= Baroque! From St Peter's to St Paul's =

British television documentary series

Baroque! From St Peter's to St Paul's is a three-part BBC Four documentary series on the painting, sculpture and architecture of the Baroque period. It was written and presented by Waldemar Januszczak and first broadcast in March 2009. It is named after its start in the square of Saint Peter's Basilica and its end at St Paul's Cathedral.

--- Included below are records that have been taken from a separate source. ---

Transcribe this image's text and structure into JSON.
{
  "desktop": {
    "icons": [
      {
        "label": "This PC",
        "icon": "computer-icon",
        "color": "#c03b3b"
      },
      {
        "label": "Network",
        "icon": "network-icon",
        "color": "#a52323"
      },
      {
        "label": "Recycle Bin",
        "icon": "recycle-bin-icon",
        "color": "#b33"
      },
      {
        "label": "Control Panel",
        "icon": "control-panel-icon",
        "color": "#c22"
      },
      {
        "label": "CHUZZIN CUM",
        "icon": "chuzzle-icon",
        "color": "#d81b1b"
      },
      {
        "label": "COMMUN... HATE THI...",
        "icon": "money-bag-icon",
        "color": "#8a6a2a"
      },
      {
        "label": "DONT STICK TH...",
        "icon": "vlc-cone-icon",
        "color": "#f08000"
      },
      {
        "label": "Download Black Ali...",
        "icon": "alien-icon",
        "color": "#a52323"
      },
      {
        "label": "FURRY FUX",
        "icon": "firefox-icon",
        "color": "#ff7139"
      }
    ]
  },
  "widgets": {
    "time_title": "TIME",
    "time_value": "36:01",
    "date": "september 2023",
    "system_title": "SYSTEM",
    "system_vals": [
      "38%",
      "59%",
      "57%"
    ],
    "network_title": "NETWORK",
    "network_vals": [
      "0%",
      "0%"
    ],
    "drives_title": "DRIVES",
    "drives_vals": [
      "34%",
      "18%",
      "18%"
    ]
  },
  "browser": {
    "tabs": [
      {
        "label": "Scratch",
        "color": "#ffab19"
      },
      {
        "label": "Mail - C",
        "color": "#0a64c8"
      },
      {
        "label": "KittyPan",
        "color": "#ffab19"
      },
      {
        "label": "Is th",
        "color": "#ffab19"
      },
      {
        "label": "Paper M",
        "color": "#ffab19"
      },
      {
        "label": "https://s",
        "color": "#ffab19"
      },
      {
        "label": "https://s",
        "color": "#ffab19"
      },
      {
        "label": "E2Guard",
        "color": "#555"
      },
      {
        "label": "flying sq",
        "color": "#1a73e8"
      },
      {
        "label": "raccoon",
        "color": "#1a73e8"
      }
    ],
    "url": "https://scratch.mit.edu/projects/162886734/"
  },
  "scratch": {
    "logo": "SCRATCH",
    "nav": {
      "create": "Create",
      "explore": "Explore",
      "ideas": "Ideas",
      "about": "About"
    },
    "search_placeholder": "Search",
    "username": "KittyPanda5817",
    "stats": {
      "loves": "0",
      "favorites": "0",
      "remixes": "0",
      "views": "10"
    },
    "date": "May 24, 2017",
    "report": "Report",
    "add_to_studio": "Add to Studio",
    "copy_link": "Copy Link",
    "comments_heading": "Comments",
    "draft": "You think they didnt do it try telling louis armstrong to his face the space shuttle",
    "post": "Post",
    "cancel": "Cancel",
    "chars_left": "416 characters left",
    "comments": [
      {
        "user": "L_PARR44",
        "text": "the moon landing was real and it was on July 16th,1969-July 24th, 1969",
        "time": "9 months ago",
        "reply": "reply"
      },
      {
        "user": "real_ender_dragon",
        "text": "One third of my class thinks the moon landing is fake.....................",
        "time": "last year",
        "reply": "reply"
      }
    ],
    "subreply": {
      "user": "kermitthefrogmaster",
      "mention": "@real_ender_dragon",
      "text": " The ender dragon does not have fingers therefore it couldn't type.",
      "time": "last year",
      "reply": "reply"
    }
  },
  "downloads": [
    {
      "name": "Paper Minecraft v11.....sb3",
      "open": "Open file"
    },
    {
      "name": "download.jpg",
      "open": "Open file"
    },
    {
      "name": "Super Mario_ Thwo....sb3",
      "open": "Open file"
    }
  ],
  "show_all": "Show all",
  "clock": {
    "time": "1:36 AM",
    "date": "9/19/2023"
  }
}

In March 2010 'Baroque!' won a Royal Television Society Award for best arts programme.

==Episodes==
1. ”The Birth of the Baroque". Italy – Baroque's origins in Rome and Spanish Naples, including Borromini's architectural work such as San Carlo alle Quattro Fontane, Bernini's fountains, churches like Sant'Andrea al Quirinale and sculptures such as The Ecstasy of St Theresa; Andrea Pozzo's illusionistic work at Sant'Ignazio and Annibale Caracci's The Loves of the Gods; Caravaggio's career in Rome and Naples; Jusepe de Ribera, his 'Cabal of Naples' and its activities against rivals such as Caracci's followers Domenichino and Guido Reni.
2. ”Baroque’s Dark Heart". Spain, its South American Empire, the Spanish Netherlands and the Dutch Republic – Velázquez and Las Meninas; Zurbarán; Baroque church architecture at Santiago de Compostela and in the Southern Netherlands; Rubens and the Southern Netherlands; Rembrandt, Frans Hals and Vermeer in the Dutch Republic
3. ”Designing St Paul’s Cathedral". England – The Royal Naval Hospital and Queen's House at Greenwich; Rubens, Van Dyck and Charles I's art patronage (including Banqueting House and its ceiling paintings); William Dobson's work during the English Civil War; the London churches of Christopher Wren and Nicholas Hawksmoor; Blenheim Palace, the English Baroque invention of the country house within a landscaped garden and the career of John Vanbrugh; St Paul's.